A Europa, por outro lado, ainda confia muito em regulação e metas de longo prazo. No papel, isso cria previsibilidade; na prática, porém, muitas vezes esbarra em processos que se arrastam por anos. Projetos de novos parques eólicos acabam na Justiça, e parques solares emperram diante da resistência local.
Por que a China conseguiu avançar tão depressa
Muita gente se pergunta: como um país com consumo gigantesco de carvão consegue, ao mesmo tempo, ser líder em energias renováveis? A resposta está no tamanho da economia e em uma política industrial muito definida.
Vários fatores atuam em conjunto:
- Economias de escala: a China fabrica módulos solares e turbinas eólicas em massa, o que reduz os preços em escala global.
- Direcionamento estatal: as províncias recebem metas sobre quanto de capacidade renovável devem conectar à rede e em que prazo.
- Estratégia industrial: as renováveis são tratadas como tecnologia do futuro, com potencial para abrir mercados de exportação.
- Problemas locais de qualidade do ar: as fontes renováveis aliviam a pressão sobre metrópoles sufocadas por smog, o que gera incentivo político.
Tudo isso faz com que o carvão ainda esteja muito presente, mas, ao mesmo tempo, enormes volumes de energia limpa estejam sendo criados a cada ano. A imagem de “país do carvão versus país verde” simplesmente não dá conta da realidade.
Efeitos para a Europa e para a trajetória climática global
O fato de a China registrar tantos recordes verdes tem um efeito duplo. De um lado, melhora o balanço climático global, porque usinas convencionais vão sendo lentamente substituídas. De outro, aumenta a dependência: quem precisa comprar módulos solares, baterias ou componentes para aerogeradores muitas vezes acaba recorrendo automaticamente a fornecedores chineses.
A Europa vem reagindo com programas de subsídio, exigências mais rígidas de sustentabilidade e tentativas de reconstruir sua própria produção industrial. Ainda não está claro se isso será suficiente. O mercado já está globalizado, as cadeias de produção funcionam de maneira consolidada e a diferença de preço em muitos componentes continua enorme.
O que realmente significa “energias renováveis”

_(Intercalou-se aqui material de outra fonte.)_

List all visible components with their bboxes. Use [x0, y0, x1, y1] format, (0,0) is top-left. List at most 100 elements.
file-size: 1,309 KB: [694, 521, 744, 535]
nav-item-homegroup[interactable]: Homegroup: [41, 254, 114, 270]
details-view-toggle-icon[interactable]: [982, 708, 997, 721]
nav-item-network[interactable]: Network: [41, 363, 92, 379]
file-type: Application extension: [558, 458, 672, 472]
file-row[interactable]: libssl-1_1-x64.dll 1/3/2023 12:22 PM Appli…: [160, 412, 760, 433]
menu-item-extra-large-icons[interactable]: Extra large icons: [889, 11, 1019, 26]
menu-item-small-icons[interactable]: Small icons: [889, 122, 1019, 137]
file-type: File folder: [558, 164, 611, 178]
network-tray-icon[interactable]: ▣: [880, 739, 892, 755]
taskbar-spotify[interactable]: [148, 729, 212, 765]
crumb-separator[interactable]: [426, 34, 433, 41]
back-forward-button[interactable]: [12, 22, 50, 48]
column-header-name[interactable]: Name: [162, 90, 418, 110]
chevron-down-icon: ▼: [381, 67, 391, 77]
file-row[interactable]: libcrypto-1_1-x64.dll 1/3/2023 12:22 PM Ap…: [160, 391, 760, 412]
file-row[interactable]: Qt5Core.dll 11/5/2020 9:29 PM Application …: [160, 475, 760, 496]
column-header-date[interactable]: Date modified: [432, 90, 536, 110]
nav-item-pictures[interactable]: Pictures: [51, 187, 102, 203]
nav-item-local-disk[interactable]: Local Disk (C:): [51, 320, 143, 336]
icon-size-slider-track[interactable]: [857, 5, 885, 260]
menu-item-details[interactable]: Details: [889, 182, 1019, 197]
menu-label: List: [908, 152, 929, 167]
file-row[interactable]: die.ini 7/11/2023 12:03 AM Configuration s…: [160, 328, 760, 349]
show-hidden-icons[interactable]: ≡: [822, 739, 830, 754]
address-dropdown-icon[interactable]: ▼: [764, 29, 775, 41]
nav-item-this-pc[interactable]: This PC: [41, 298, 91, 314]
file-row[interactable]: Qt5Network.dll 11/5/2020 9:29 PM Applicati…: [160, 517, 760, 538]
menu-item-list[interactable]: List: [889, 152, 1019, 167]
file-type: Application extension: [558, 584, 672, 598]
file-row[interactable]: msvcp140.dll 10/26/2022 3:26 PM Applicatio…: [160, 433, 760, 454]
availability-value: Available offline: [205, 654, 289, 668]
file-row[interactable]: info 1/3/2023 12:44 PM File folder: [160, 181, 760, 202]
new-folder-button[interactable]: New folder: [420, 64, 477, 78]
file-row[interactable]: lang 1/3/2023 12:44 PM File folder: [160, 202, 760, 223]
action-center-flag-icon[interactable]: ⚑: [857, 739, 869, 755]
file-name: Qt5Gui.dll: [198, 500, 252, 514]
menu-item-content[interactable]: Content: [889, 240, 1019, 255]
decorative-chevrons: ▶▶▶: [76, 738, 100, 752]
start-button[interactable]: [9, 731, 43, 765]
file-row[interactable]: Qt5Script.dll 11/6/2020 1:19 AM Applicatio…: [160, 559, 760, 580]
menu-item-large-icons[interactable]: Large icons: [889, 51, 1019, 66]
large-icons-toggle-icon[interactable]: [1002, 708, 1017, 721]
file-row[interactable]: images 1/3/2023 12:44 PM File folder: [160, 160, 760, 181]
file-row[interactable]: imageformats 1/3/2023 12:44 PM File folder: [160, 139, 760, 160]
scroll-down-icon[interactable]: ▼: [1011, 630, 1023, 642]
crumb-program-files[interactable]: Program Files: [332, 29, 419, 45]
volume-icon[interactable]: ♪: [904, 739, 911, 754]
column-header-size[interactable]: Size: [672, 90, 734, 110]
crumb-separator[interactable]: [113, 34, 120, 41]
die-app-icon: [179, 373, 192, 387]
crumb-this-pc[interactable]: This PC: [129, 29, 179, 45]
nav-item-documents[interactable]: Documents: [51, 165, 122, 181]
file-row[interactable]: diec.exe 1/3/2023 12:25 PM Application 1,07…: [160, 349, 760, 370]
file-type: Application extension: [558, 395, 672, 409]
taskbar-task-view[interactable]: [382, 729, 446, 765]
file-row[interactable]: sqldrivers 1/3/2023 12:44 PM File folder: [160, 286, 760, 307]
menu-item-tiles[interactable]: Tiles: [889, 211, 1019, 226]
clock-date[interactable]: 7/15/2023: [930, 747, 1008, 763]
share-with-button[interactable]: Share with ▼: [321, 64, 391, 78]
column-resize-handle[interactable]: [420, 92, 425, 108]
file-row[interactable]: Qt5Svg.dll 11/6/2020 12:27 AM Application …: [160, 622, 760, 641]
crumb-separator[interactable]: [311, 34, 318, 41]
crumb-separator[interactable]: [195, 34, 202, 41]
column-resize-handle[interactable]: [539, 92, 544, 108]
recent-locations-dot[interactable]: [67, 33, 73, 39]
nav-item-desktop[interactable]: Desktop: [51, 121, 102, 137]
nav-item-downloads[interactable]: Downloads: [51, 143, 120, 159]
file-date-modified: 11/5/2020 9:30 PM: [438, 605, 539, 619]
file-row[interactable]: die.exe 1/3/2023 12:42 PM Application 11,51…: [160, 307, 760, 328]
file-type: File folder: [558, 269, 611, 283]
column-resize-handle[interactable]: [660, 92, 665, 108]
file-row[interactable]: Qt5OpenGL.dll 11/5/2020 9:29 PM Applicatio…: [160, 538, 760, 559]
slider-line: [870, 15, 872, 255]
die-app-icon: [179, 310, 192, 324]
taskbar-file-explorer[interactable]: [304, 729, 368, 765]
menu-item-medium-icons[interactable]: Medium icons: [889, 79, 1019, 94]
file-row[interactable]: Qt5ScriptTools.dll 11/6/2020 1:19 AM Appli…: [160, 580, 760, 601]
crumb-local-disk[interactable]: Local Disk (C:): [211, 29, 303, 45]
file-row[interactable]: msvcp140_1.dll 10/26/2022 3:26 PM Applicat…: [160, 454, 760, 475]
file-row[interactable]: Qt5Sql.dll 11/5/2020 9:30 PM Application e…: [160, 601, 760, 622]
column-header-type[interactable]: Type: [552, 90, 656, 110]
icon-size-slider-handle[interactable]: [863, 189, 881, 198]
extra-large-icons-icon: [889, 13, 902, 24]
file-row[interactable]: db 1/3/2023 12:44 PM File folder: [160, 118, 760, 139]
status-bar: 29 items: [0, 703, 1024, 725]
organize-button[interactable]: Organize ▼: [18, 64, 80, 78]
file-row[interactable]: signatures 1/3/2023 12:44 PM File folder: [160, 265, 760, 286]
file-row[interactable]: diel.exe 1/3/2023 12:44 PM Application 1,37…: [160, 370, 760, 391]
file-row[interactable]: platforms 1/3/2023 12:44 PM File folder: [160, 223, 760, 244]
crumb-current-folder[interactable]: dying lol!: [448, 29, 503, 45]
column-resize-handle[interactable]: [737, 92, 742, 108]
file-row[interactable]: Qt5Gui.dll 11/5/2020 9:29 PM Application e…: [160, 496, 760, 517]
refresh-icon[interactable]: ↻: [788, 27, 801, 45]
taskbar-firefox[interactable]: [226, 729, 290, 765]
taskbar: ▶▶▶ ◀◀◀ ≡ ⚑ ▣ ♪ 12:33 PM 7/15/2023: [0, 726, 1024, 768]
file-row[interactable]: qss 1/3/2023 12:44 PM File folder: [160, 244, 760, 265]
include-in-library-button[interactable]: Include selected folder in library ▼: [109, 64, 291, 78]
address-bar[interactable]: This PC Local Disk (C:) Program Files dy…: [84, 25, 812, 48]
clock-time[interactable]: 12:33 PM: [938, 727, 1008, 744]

Muitas vezes se fala em energias renováveis como se elas formassem um bloco único. Na prática, as tecnologias são bastante diferentes entre si.
- Solar térmica: aproveita o calor do sol, por exemplo para aquecer água.
- Fotovoltaica: converte luz em eletricidade, de instalações residenciais a megausinas.
- Hidrelétrica: entrega eletricidade de forma relativamente constante, mas depende de rios e barragens.
- Energia eólica: gera eletricidade a partir do fluxo do ar, em terra ou no mar.
- Geotérmica: usa o calor do interior da Terra, sobretudo para aquecimento e, em parte, para gerar eletricidade.
Na China, o foco principal está na energia eólica e na fotovoltaica, enquanto a Europa tradicionalmente é mais forte em hidrelétricas e, atualmente, amplia com força os parques eólicos offshore.
Riscos e oportunidades na corrida verde global
A disputa por recordes verdes também tem lados negativos. Em algumas regiões, parques eólicos e solares são implantados sem análise suficiente dos impactos sobre a natureza, a população ou os recursos hídricos. As redes elétricas chegam ao limite porque não conseguem crescer no mesmo ritmo. Até a destinação de equipamentos antigos vira tema relevante.
Ao mesmo tempo, o boom abre novas oportunidades: empregos na indústria, menor dependência de importações fósseis, redes mais modernas e mais inovação tecnológica. Quem investe cedo e em grande escala não garante apenas eletricidade menos poluente, mas também vantagens na exportação.
Para a Europa, fica uma pergunta incômoda: o continente quer voltar a liderar a expansão das energias renováveis ou aceita depender cada vez mais da capacidade produtiva de outras regiões quando o assunto é proteção climática? A China já deu a sua resposta - com uma série inteira de recordes verdes.